And I will have my life still.
In the darkness, it will lie over against me,
it will whisper, and somehow,
after everything, open to me again.
Halves
I am going to rip myself down the middle into two pieces
because there is something in me that is neither
the right half nor the left half nor between them.
It is what I see when I close my eyes, and what I see.
As in this room there is something neither ceiling
nor floor, not space, light, heat or even
the deep skies of pictures, but something that beats softly
against others when they’re here and others not here,
that leans on me like a woman,
curls up in my lap and walks
with me to the kitchen or out of the house altogether
to the street — I don’t feel it, but it beats and beats;
so my life: there is this, neither before me
nor after, not up, down, backwards nor forwards from me.
It is like the dense, sensory petals in a breast
that sway and touch back. It is like the mouth of a season,
the cool speculations bricks murmur, the shriek in orange,
and though it is neither true nor false, it tells me
that it is quietly here, and, like a creature, is in pain;
that when I ripen it will crack open the locks, it will love me.
Penance
I only regret the days wasted in no pain.
I am sorry for having touched bottom
and loved again.
I am sorry for the torn sidewalks
and the ecstasy underneath, for the cars,
the old flower-lady watching her fingers,
my one shoe in the morning
with death on its tongue.
In the next yard a dog whines
and whines for his lost master
and for the children who have gone
without him. I am sorry
because his teeth click on my neck,
because my chest shudders and the owl cries
in the tug of its fierce sacrament.
I repent God and children,
the white talons of peace and my jubilance.
Everything wheels
in the iron rain, smiling and lying.
Forgive me, please.
It Is Teeming
In rain like this what you want is an open barn door
to look out from. You want to see the deep hoofprints
in the yard fill and overflow, to smell the hay and hear
the stock chewing and stamping and their droppings pattering.
Of course the messengers would come away.

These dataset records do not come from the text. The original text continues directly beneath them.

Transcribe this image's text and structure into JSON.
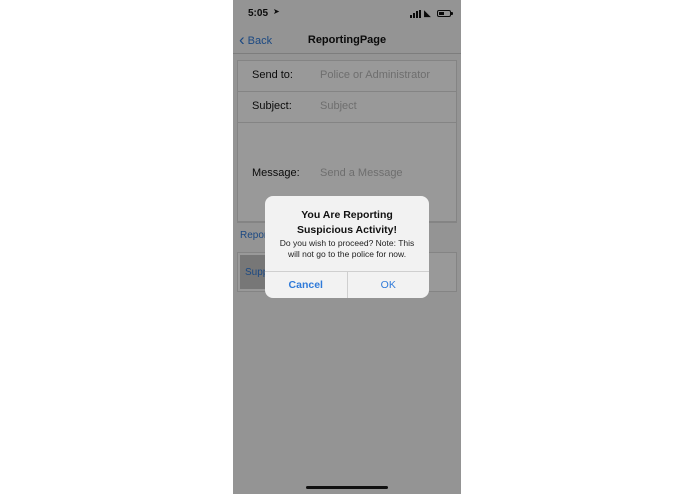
{
  "status_bar": {
    "time": "5:05",
    "location_icon": "location-arrow-icon",
    "signal_icon": "cellular-signal-icon",
    "wifi_icon": "wifi-icon",
    "battery_icon": "battery-icon"
  },
  "nav": {
    "back_label": "Back",
    "title": "ReportingPage"
  },
  "form": {
    "send_to_label": "Send to:",
    "send_to_placeholder": "Police or Administrator",
    "subject_label": "Subject:",
    "subject_placeholder": "Subject",
    "message_label": "Message:",
    "message_placeholder": "Send a Message"
  },
  "report_link": "Repor",
  "submit_label": "Supp",
  "alert": {
    "title": "You Are Reporting Suspicious Activity!",
    "message": "Do you wish to proceed? Note: This will not go to the police for now.",
    "cancel_label": "Cancel",
    "ok_label": "OK"
  },
  "colors": {
    "accent": "#2f7ad9",
    "overlay": "#000000"
  }
}
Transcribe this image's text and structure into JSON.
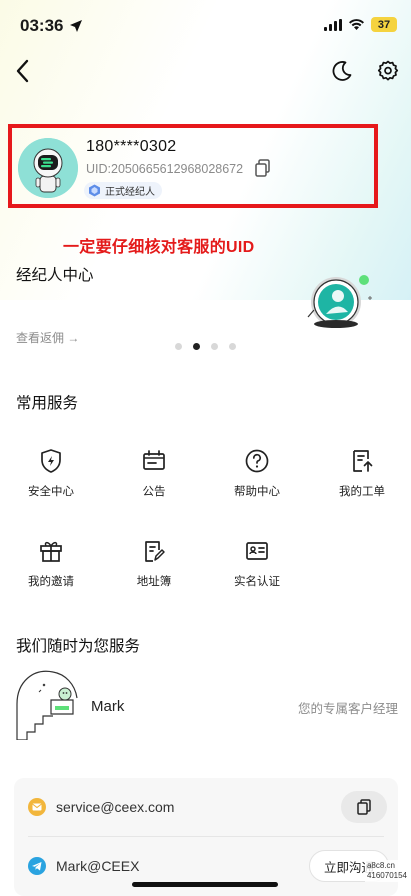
{
  "status_bar": {
    "time": "03:36",
    "battery": "37"
  },
  "profile": {
    "phone": "180****0302",
    "uid": "UID:2050665612968028672",
    "badge": "正式经纪人"
  },
  "annotation": "一定要仔细核对客服的UID",
  "agent_center": {
    "title": "经纪人中心",
    "link": "查看返佣 →",
    "carousel_dots": 4,
    "active_dot": 1
  },
  "common_services": {
    "title": "常用服务",
    "items": [
      {
        "label": "安全中心",
        "icon": "shield-icon"
      },
      {
        "label": "公告",
        "icon": "announcement-icon"
      },
      {
        "label": "帮助中心",
        "icon": "help-icon"
      },
      {
        "label": "我的工单",
        "icon": "ticket-icon"
      },
      {
        "label": "我的邀请",
        "icon": "gift-icon"
      },
      {
        "label": "地址簿",
        "icon": "address-book-icon"
      },
      {
        "label": "实名认证",
        "icon": "id-card-icon"
      }
    ]
  },
  "support": {
    "title": "我们随时为您服务",
    "agent_name": "Mark",
    "agent_role": "您的专属客户经理",
    "email": "service@ceex.com",
    "telegram": "Mark@CEEX",
    "chat_label": "立即沟通"
  },
  "watermark": {
    "line1": "a8c8.cn",
    "line2": "416070154"
  },
  "colors": {
    "accent_red": "#e6181b",
    "mint": "#8ee0d6",
    "battery": "#f5d33f"
  }
}
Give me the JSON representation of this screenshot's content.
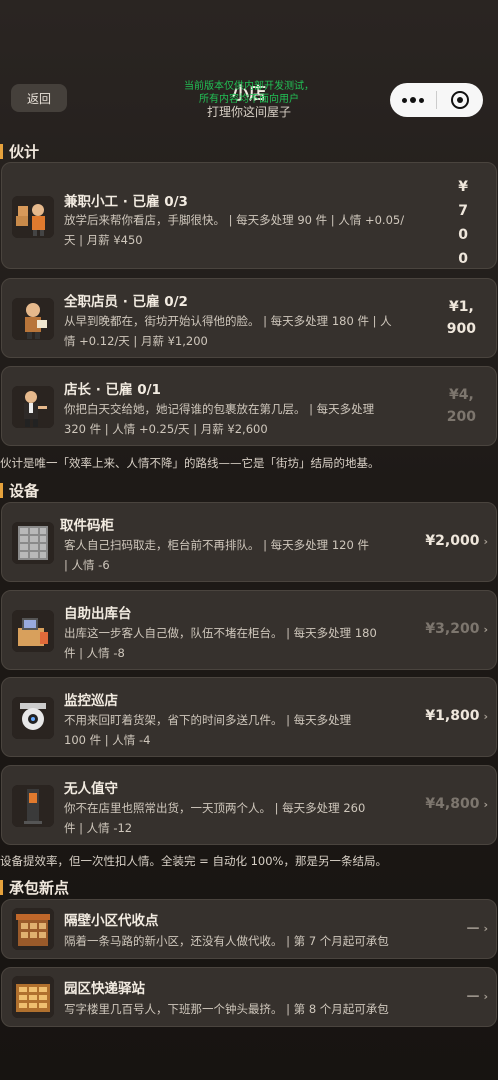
{
  "header": {
    "back_label": "返回",
    "title": "小店",
    "subtitle": "打理你这间屋子",
    "test_notice_line1": "当前版本仅供内部开发测试，",
    "test_notice_line2": "所有内容均不面向用户"
  },
  "sections": {
    "staff": "伙计",
    "equipment": "设备",
    "contract": "承包新点"
  },
  "staff": [
    {
      "name": "兼职小工 · 已雇 0/3",
      "desc_line1": "放学后来帮你看店，手脚很快。 | 每天多处理 90 件 | 人情 +0.05/",
      "desc_line2": "天 | 月薪 ¥450",
      "price_lines": [
        "¥",
        "7",
        "0",
        "0"
      ],
      "icon": "part-time-worker-icon"
    },
    {
      "name": "全职店员 · 已雇 0/2",
      "desc_line1": "从早到晚都在，街坊开始认得他的脸。 | 每天多处理 180 件 | 人",
      "desc_line2": "情 +0.12/天 | 月薪 ¥1,200",
      "price_lines": [
        "¥1,",
        "900"
      ],
      "icon": "full-time-clerk-icon"
    },
    {
      "name": "店长 · 已雇 0/1",
      "desc_line1": "你把白天交给她，她记得谁的包裹放在第几层。 | 每天多处理",
      "desc_line2": "320 件 | 人情 +0.25/天 | 月薪 ¥2,600",
      "price_lines": [
        "¥4,",
        "200"
      ],
      "icon": "manager-icon"
    }
  ],
  "staff_note": "伙计是唯一「效率上来、人情不降」的路线——它是「街坊」结局的地基。",
  "equipment": [
    {
      "name": "取件码柜",
      "desc_line1": "客人自己扫码取走，柜台前不再排队。 | 每天多处理 120 件",
      "desc_line2": "| 人情 -6",
      "price": "¥2,000",
      "dim": false,
      "icon": "locker-icon"
    },
    {
      "name": "自助出库台",
      "desc_line1": "出库这一步客人自己做，队伍不堵在柜台。 | 每天多处理 180",
      "desc_line2": "件 | 人情 -8",
      "price": "¥3,200",
      "dim": true,
      "icon": "self-checkout-icon"
    },
    {
      "name": "监控巡店",
      "desc_line1": "不用来回盯着货架，省下的时间多送几件。 | 每天多处理",
      "desc_line2": "100 件 | 人情 -4",
      "price": "¥1,800",
      "dim": false,
      "icon": "camera-icon"
    },
    {
      "name": "无人值守",
      "desc_line1": "你不在店里也照常出货，一天顶两个人。 | 每天多处理 260",
      "desc_line2": "件 | 人情 -12",
      "price": "¥4,800",
      "dim": true,
      "icon": "kiosk-icon"
    }
  ],
  "equipment_note": "设备提效率，但一次性扣人情。全装完 = 自动化 100%，那是另一条结局。",
  "contracts": [
    {
      "name": "隔壁小区代收点",
      "desc": "隔着一条马路的新小区，还没有人做代收。 | 第 7 个月起可承包",
      "price": "—",
      "icon": "stall-icon"
    },
    {
      "name": "园区快递驿站",
      "desc": "写字楼里几百号人，下班那一个钟头最挤。 | 第 8 个月起可承包",
      "price": "—",
      "icon": "station-icon"
    }
  ],
  "colors": {
    "accent": "#e6a23c",
    "card": "#36312d",
    "notice": "#22c055"
  }
}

A wet mutt,
his underlip still crisp with last night’s chicken blood,
will drift through the gate and whine and nuzzle
your knee with a bad look like a secret drinker,
and you will wish for the lions, the claws that erected
and slashed back, because you are tired of lording it,
of caving ribs in, of swinging axes and firing.
Where are the angels with trucks who pulled the trees down?
Now it is pure muck, half cowshit, half mud and blood, seething.
You have to go out back, dragging it, of course. No one
sees you with it. The rain — you throw wakes up like a giant.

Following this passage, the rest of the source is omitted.